Ifo Viewpoint No. 41: Another Unification and More Illusions

Autor/en
Hans-Werner Sinn
Munich 08 January 2003

The Eastern enlargement of the European Union is the second reunification that western Germany has experienced within a short period of time. As with the first unification, it is part of the logic of history. The second is also fortunate for Europe because it overcomes the humiliation that many Europeans had to endure under Communist regimes, and it creates a long-term security zone and economic prosperity for the old Continent.

The difference between political wishful thinking and economic reality will certainly also be just as great as for the first unification. It is not politically correct to address the obvious economic difficulties. Again, politicians are driven forward by the force of their own rhetoric. Overwhelmed by the historical importance of the event, the warnings of economists go unheeded.

The truth is that Germany at least is not at all fit for European unification. Germany is in the midst of the worst post-war crisis. Economic growth has been feeble for decades, and the country is being overtaken by one European country after the other in per-capita income. The banks and the state itself are facing a financial crisis of major proportions. More and more employers are withdrawing from the encrusted labour markets. The number of insolvencies is increasing month after month and setting new records. Unemployment, even in western Germany, has been increasing on a linear trend that has been unchanged for thirty years. German unification has not yet been digested. A self-supporting upswing in eastern Germany is still not in sight even after a dozen years of waiting, and every third euro spent there still comes from the west.

Eastern enlargement will expand the EU by some 80 million people, many of whom will enter into wage competition with the west. At wage costs, which in virtually all countries, except for Slovenia, are less than 17% of western German labour costs, they will put the west German economy on great pressure and further reduce its already weakened competitiveness. Low-wage products from Eastern Europe will replace German products, and German enterprises, which are already waiting for the starting shot, will shift their investments to the east. In addition, massive migration flows will be induced by the great wage differentials in combination with German welfare benefits, which even with politically enforced quotas will hardly be brought under control, and even if so, only at price of an even more rapid outflow of investment capital. The fundamental problems of the German economy will become all the more obvious after Eastern enlargement.

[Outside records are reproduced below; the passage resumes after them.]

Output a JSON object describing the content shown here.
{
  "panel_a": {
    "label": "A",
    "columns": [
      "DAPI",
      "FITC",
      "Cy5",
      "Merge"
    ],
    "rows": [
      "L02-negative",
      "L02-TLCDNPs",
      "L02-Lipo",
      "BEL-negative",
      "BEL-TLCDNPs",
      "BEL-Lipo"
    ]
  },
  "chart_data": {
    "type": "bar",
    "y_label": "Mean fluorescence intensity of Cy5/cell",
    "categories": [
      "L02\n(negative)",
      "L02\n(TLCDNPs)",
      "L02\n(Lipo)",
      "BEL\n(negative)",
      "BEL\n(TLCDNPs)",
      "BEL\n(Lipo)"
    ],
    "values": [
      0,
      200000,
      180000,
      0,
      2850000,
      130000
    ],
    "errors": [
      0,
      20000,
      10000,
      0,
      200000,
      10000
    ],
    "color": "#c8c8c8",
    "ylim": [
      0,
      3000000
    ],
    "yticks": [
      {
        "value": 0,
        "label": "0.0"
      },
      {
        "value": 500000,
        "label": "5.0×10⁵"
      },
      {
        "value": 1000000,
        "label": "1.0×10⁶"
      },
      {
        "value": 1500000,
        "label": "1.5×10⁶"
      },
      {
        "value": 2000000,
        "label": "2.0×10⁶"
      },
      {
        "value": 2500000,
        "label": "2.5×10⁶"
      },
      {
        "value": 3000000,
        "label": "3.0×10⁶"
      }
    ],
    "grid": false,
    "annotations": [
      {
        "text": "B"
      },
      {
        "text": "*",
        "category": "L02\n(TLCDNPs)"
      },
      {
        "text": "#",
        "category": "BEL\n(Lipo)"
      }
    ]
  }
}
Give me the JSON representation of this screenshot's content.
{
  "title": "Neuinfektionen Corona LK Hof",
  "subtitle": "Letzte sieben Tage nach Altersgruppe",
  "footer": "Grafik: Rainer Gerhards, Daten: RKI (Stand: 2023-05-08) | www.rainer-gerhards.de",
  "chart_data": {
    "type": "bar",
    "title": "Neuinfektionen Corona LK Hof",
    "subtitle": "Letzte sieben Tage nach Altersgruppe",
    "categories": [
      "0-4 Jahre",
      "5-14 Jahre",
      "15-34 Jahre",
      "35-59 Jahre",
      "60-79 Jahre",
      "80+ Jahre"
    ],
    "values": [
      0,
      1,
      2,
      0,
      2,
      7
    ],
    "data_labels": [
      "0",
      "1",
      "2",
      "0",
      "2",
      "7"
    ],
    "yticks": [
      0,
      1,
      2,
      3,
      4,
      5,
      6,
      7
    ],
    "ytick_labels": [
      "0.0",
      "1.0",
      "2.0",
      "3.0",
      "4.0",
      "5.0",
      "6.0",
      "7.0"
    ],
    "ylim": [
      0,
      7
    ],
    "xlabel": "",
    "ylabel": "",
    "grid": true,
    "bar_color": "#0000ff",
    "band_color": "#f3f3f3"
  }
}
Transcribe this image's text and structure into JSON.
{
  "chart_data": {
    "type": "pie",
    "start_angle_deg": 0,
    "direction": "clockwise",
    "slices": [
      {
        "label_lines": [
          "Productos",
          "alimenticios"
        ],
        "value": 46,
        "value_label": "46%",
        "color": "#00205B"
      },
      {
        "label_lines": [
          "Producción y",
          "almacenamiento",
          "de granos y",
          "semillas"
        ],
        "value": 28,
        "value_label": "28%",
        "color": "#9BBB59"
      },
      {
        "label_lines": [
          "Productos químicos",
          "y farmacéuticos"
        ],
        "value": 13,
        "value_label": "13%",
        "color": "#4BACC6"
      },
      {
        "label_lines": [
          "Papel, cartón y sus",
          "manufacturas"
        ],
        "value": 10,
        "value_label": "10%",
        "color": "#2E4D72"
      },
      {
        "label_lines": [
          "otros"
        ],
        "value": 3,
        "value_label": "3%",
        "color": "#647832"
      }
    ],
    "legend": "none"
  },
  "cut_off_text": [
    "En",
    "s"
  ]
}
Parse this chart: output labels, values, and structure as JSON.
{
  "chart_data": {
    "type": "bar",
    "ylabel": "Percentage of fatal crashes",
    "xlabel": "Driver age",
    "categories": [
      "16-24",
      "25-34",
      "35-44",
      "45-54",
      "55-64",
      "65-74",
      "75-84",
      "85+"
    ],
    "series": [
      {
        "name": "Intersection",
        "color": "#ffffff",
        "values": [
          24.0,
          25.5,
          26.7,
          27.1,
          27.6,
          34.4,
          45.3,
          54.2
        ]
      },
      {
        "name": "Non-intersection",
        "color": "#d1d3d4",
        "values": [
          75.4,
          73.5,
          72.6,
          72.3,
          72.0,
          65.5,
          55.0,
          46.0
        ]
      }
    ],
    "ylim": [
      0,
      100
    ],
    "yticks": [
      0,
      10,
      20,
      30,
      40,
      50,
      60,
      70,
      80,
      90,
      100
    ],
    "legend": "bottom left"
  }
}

The change would be smoother if Germany’s labour markets were flexible and if the local wage structures could react to the changed competitive situation. An economy with flexible labour markets would gain from Eastern enlargement because it would always remain competitive and be able to supply the itinerant workers with new jobs. The new possibilities for the markets for capital, goods and human labour would bring welfare gains for both the new and the present members of the European Union.

Unfortunately, this condition is nowhere close to being fulfilled. Industry-wide collective bargaining precludes the necessary downward wage adjustment, and the welfare state with its wage replacement benefits that define quasi minimum wages also prevents wage structures from flexibly adapting to the new circumstances. This means that jobs will be lacking, and unemployment will increase all the more rapidly.

A foretaste of what is to come is the recent rise in unemployment in Bavaria, which has been striking although Bavarian unemployment is still among the lowest in Germany. At a total of 300,000 unemployed persons, about 100,000 persons immigrated to Bavaria in 2001, of which the lion’s share came from Thuringia and Saxony, settling in Bavarian provinces close to the border. In the quickly turning labour-market carousel, the migrants took over jobs before the Bavarian unemployed were able to move there. In statistical terms the migration was a migration into unemployment.

Germany has two possibilities in light of these circumstances. The first, more probable one, is that it again ignores the warnings of the economists and waits for the problems to arrive. Then it will continue to fall behind, and we can only hope that the increasing unemployment will not bring about political instability that could threaten the state itself.

The other option is that it heeds the proposals of the specialists and acts while there is still time. The consensus among economic experts has never been so great as today. The Scientific Advisory Board of the Ministry of Economics, the German Council of Economic Advisors and the Ifo Institute have presented identical propositions for the creation of an activating welfare state to absorb the expected pressure on the labour markets and to initiate a positive development. On the table are also proposals for employee participation in their companies, the effective curtailment of social-welfare tourism, the restructuring of the tax system and a deregulation of the economy. Politicians need only implement them.